In this case, the plaintiff must attach to the statement of claim a document calculating the penalty required from the defendant. The period for which the calculation should be made is determined as follows:

  1. Within the meaning of Art. 330 of the Civil Code of the Russian Federation and in accordance with the explanations from Resolution No. 7 (clause 65), the plaintiff’s side is entitled to demand the award of a penalty right up to the day of actual fulfillment of obligations, that is, for example, until the day of actual payment for the goods. Meanwhile, the law or agreement of the parties may define a shorter period for calculating the penalty, or its total amount may be limited.
  2. If upon completion of the contractual relationship the primary obligation ends, the penalty is calculated for the period until the termination of the obligation (clause 4 of Article 329 of the Civil Code of the Russian Federation).
  3. If upon termination of the contract the basic obligation is not terminated, you can demand not only the payments specified in the contractual document, but also a penalty for their untimely payment (Articles 622, 689 of the Civil Code of the Russian Federation).

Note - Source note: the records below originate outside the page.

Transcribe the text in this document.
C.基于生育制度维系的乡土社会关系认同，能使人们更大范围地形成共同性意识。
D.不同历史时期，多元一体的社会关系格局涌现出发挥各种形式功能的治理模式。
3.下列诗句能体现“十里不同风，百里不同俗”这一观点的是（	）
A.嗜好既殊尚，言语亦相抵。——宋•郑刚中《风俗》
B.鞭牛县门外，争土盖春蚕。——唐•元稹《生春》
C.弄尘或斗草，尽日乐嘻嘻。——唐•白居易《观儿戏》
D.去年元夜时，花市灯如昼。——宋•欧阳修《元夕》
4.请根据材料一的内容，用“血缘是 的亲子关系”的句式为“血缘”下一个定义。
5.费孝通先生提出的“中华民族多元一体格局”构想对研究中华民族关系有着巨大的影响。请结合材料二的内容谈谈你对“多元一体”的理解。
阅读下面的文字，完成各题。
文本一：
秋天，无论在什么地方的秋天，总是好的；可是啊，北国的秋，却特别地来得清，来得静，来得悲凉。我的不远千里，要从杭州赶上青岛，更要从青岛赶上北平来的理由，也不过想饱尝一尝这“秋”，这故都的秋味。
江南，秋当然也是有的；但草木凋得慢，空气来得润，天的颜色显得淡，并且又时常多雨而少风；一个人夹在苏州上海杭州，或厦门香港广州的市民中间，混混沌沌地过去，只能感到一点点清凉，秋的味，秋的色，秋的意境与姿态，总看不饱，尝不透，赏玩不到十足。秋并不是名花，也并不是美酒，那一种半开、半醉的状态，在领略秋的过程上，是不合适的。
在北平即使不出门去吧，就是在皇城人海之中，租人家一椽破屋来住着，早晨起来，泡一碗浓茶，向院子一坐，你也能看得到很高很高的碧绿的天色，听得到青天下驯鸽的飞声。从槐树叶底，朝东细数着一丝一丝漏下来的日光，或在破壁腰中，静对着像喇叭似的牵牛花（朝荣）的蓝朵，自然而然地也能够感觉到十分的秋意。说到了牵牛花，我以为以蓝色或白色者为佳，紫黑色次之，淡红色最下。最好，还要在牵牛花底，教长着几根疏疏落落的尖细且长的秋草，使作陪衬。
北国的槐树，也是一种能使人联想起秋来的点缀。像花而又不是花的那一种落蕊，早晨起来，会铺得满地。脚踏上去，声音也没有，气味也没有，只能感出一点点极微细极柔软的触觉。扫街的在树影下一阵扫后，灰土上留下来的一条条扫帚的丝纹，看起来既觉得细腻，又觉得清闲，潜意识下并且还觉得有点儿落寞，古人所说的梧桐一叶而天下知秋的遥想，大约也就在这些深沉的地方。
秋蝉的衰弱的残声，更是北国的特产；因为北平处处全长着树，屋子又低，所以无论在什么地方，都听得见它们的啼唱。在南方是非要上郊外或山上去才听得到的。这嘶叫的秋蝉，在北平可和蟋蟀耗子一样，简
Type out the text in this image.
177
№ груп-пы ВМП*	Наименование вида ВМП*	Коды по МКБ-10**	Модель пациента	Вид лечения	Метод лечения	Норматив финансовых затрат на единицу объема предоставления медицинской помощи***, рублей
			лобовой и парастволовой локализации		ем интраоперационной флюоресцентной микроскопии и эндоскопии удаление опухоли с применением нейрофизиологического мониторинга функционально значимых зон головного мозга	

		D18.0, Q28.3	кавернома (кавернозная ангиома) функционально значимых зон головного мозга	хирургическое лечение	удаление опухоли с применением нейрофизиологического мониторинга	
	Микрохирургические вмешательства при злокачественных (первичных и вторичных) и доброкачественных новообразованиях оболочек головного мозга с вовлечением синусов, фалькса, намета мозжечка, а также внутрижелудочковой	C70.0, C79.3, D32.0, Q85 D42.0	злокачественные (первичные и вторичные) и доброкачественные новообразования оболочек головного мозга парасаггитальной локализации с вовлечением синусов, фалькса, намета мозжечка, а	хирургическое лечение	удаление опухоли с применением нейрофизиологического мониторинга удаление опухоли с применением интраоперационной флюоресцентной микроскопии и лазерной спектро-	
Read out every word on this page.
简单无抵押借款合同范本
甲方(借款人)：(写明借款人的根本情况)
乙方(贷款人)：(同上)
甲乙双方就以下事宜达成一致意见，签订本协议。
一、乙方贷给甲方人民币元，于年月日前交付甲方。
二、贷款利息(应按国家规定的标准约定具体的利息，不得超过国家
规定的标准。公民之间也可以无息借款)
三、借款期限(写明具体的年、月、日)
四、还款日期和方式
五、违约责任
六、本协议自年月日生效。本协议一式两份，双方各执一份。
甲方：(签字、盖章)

The operative part of the court decision indicates the total amount of the penalty calculated at the time the decision was made. Subsequently, after the decision enters into legal force, the amount of the penalty is collected as part of the enforcement procedure by the bailiff.

When an entrepreneur does not pay a penalty

The debtor does not pay the penalty when he is not to blame for the delay. This is what it says in Art. 330, 401 Civil Code of the Russian Federation.

It is generally accepted that entrepreneurs are always to blame for violating contracts with clients and counterparties. Only force majeure exempts from penalties. For example, the cakes were not delivered because the neighbors upstairs flooded the confectionery shop. Ordinary circumstances such as an employee’s error or a delay in products by a supplier will not relieve liability.

The penalty is not yet paid when the statute of limitations on the debt has passed - Art. 207 Civil Code of the Russian Federation.

The total term is three years under Art. 196 of the Civil Code of the Russian Federation. There is no point in going to court later. A positive result is possible only if the debtor does not declare a missed deadline. But the debtor will say: they know such things well.